"Nós, mulheres, não temos o privilégio de desistir de nada." Selecionei essa frase entre tantas outras, bem marcantes, da entrevista que publicamos hoje com a ministra Maria Elizabeth Rocha, que, nesta quarta-feira, assume a presidência do Superior Tribunal Militar (STM). E por que essa frase? Porque ela ficou gravada em mim.
Não é uma frase simples, é uma sentença. É também uma lembrança. A verdade é que não conquistamos alguns dos direitos mais básicos, entre eles o de poder simplesmente descansar. A luta da mulher não cessa. Maria Elizabeth ainda é a única mulher na Corte militar, e não foi um cargo entregue de bandeja ou por um consenso, como ocorre normalmente com os homens. Por isso, ela sabe que a batalha não se esgota com a sua chegada a esse posto.
"Nós temos o compromisso da sororidade. Por isso é que eu busco mais mulheres para essa Corte. Por isso eu clamo ao presidente Lula que indique uma outra mulher. Nós temos que abrir caminho para as gerações futuras. É a nossa missão, é o nosso dever, é o nosso compromisso", diz a ministra.

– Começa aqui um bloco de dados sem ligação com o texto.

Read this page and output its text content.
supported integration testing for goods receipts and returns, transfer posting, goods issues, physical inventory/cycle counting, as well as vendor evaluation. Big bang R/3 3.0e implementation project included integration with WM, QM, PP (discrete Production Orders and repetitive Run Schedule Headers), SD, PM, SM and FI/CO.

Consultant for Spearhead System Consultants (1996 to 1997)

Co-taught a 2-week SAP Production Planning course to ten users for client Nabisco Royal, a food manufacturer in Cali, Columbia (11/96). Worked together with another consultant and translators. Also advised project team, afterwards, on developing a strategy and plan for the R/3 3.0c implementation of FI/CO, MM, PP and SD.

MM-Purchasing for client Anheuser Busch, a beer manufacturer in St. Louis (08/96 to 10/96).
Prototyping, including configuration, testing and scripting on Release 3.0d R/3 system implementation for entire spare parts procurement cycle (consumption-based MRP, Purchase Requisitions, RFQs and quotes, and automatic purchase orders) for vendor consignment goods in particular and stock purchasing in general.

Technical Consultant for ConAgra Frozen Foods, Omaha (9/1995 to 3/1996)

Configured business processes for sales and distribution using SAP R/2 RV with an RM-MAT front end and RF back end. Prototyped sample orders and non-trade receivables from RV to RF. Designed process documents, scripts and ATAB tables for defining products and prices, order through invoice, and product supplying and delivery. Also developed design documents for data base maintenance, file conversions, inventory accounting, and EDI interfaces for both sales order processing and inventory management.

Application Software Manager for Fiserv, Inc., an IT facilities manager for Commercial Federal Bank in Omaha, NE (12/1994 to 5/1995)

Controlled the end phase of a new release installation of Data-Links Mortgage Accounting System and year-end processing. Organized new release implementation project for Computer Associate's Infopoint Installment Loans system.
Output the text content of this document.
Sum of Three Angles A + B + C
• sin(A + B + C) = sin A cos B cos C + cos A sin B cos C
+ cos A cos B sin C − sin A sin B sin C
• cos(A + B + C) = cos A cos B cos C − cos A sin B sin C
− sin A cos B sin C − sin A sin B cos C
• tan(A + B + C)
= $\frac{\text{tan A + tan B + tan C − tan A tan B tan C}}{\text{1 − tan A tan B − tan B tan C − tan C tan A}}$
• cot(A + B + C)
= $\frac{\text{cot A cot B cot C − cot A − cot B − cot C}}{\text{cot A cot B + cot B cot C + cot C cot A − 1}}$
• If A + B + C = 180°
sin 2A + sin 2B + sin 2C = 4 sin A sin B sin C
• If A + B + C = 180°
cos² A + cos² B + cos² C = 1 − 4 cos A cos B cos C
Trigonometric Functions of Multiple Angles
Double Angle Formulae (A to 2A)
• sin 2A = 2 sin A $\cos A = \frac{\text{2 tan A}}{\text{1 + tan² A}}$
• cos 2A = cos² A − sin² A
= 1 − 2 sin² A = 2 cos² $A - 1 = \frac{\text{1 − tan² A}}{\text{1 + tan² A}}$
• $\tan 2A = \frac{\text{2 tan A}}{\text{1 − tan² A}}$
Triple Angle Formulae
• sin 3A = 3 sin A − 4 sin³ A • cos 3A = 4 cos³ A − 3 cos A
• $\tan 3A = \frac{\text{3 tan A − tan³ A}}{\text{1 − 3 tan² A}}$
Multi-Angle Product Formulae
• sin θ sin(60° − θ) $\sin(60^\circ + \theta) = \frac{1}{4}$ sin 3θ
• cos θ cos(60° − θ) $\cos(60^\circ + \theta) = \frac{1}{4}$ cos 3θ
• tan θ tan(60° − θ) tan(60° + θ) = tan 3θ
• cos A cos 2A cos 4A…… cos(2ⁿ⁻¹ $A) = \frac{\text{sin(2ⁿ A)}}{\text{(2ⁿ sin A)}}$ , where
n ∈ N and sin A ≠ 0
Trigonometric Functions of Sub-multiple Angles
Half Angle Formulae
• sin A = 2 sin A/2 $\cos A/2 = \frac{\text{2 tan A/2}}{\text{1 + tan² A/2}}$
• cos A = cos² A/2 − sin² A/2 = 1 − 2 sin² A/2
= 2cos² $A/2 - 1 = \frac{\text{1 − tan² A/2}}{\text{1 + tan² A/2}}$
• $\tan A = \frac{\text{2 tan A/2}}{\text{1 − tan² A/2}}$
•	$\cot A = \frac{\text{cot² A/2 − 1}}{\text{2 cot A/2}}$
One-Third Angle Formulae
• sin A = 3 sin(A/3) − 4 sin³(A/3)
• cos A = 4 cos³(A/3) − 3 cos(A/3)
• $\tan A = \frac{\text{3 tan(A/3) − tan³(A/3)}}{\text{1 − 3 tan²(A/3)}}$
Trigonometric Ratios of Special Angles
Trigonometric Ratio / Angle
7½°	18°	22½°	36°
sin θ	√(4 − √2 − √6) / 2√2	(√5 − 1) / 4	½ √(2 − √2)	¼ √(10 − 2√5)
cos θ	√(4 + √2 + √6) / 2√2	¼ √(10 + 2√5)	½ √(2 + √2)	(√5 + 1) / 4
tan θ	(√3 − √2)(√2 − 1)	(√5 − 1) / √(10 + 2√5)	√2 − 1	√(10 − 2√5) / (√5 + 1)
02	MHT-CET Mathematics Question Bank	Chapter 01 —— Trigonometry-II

Ela sabe, e nós também entendemos, que qualquer mudança estrutural passa pela ocupação dos espaços de poder pelas mulheres. É preciso garantir a presença feminina no Judiciário para que o olhar dos tribunais para a sociedade também mude. Existem muitos meios de se fazer justiça, e todos eles podem seguir as leis vigentes. Mas é preciso um Judiciário mais empático com as mulheres — desde as salas de audiências.
A ministra das Mulheres, Cida Gonçalves, em entrevista publicada ontem, foi enfática também em relação a isso, criticando a falta de espaço para as mulheres até na base da política. "Os partidos não dão espaço para as mulheres crescerem partidariamente. Também não dão oportunidade para as mulheres serem carros-chefes de campanha", diz.
Esse vácuo de mulheres no poder tem íntima relação com uma cultura de machismo e misoginia que termina por inflar a violência. Como disse a ministra Cida, vivemos uma pandemia: seis mulheres são assassinadas no crime de feminicídio por dia, segundo os registros oficiais. A cada seis minutos, uma mulher é estuprada. Entre dois e três minutos, há uma denúncia de violência doméstica familiar contra as mulheres.
São números alarmantes. E, não se engane, há uma estreita relação entre o ódio às mulheres e o ataque às liberdades, às minorias, à democracia. Estamos no Mês das Mulheres. Hoje a Lei do Feminicídio completa 10 anos. São momentos que nos convidam a refletir sobre o nosso lugar no mundo, sobre o quanto conquistamos e sobre por que ainda não podemos parar — ainda que seja exaustivo continuar a luta. Por nós e pelas futuras gerações, estou com Maria Elizabeth: não temos o direito de desistir.